Liberty Latiffe, Jinx’s best friend and all round perfect partner in crime, is not at all worried about being caught out by her very strict father. Nor are the rest of the girls.
Until, that is, Stella Fox – Stagmount’s newest new girl – arrives on the scene, determined to make her mark.
HIGH JINX INTRODUCES US TO AN UNFORGETTABLE HEROINE WHO LINKS THE WHOLESOME TOMBOYS OF THE PAST WITH THE GIRL-POWER POP-TARTS OF THE PRESENT. CROSS MRS PANKHURST WITH A BRATZ DOLL, AND YOU HAVE JINX SLATER.
I'm sure the present staff of Roedean will read High Jinx in the way it is intended: as an affectionate, if naughty tribute. The girls will think it's a blast.
There's nothing like a little inside knowledge to give a debut a lick of literary veracity, and the five years that Sara Lawrence spent at Roedean have enabled her to add a fresh coat of paint to the boarding school novel.

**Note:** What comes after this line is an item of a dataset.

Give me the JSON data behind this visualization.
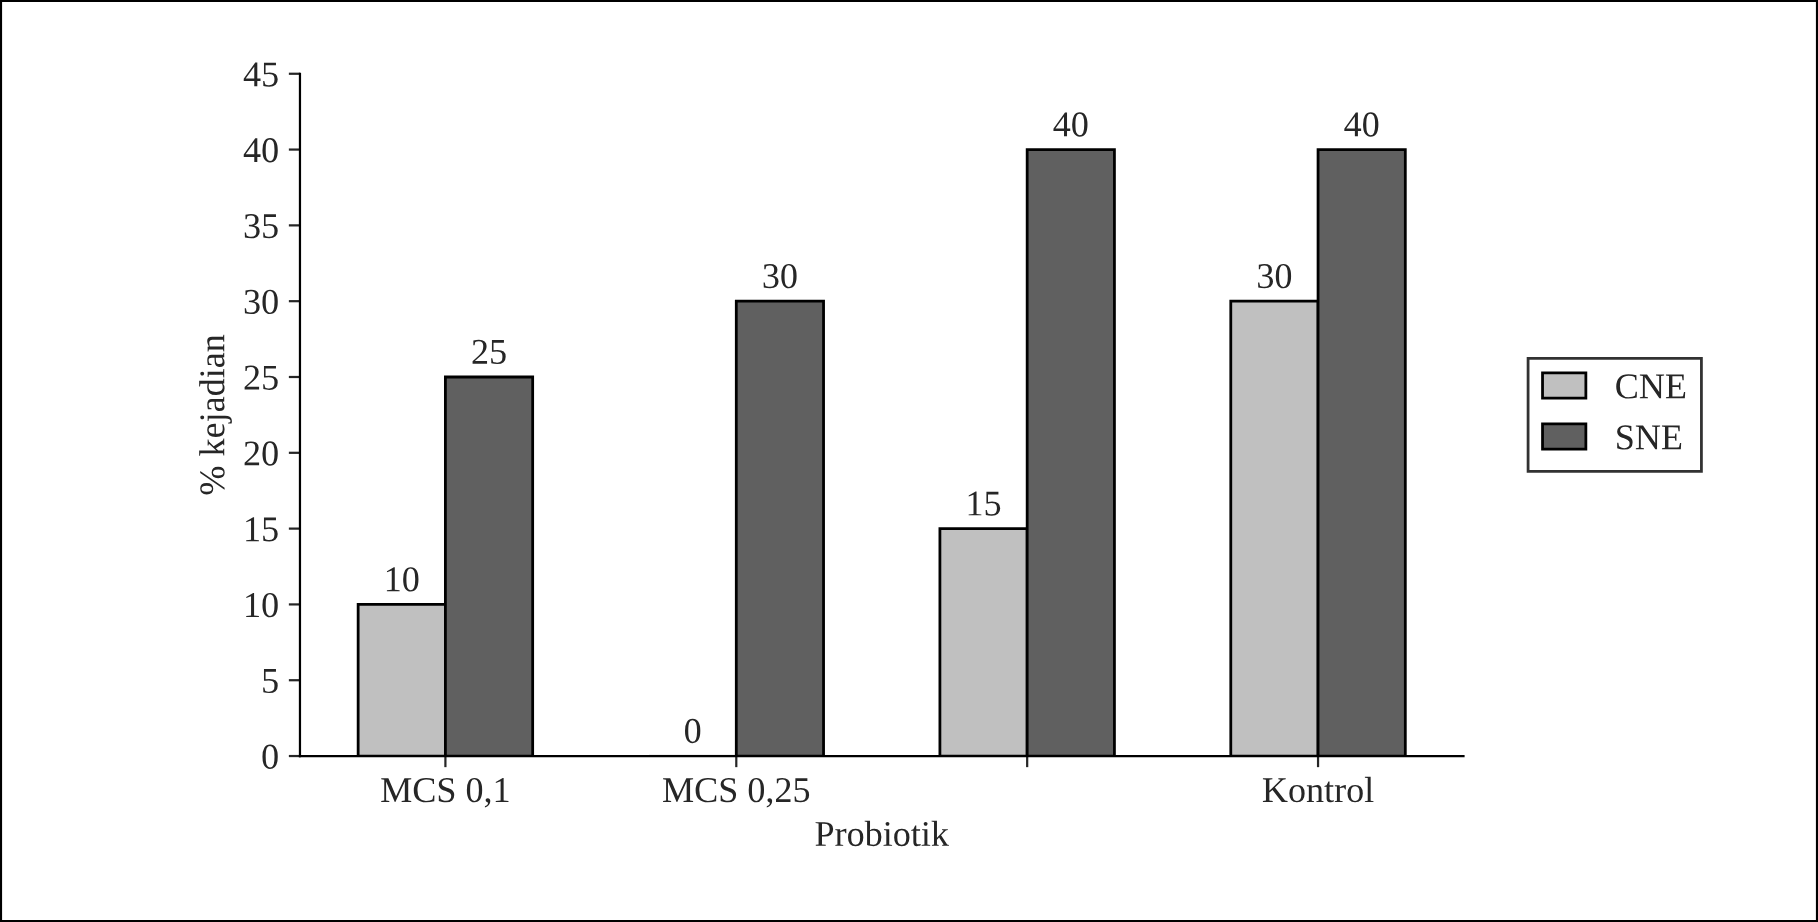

The familiar tenets of cloistered teen life are all here - friendship, feuds and overdue homework - but Lawrence's fast and furious delivery brings the dated genre bang up-to-date ... Enjoyably raucous.

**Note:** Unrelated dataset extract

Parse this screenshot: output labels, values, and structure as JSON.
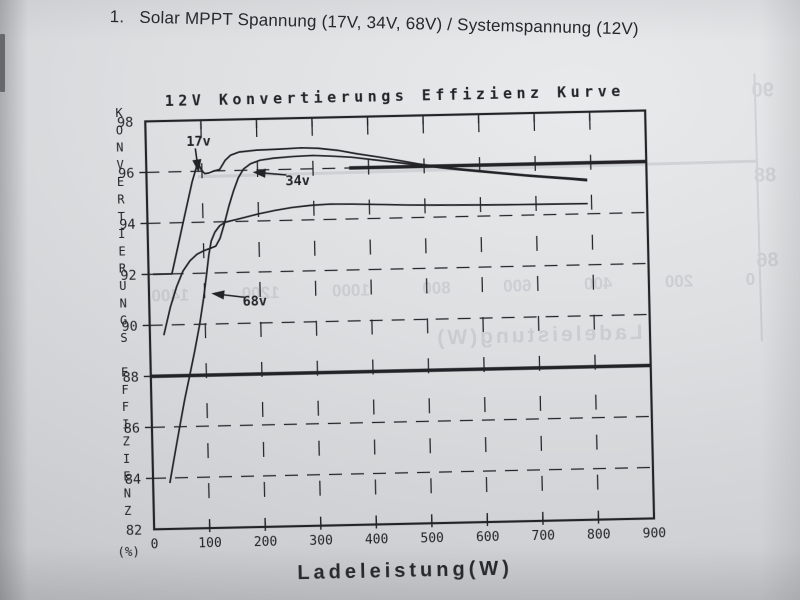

Although the book contains strong language and heroines who consume cocktails of vodka and Ecstasy tablets, chain smoke and can tell a Chloe T-shirt at 20 paces, it is also comfortingly old-fashioned, as retro in its moralising (don't look down on the working class; you mustn't be on your own with a boy you don't know) as a pair of Fiorucci jeans ... I love the humour in the writing, and I'm sure the film rights have already been snapped up, such is the buzz about the big-screen version of St Trinian's. But most of all I loved that this book is about young women who are - beneath Girls Aloud outfits - just children, and jolly nice ones at that.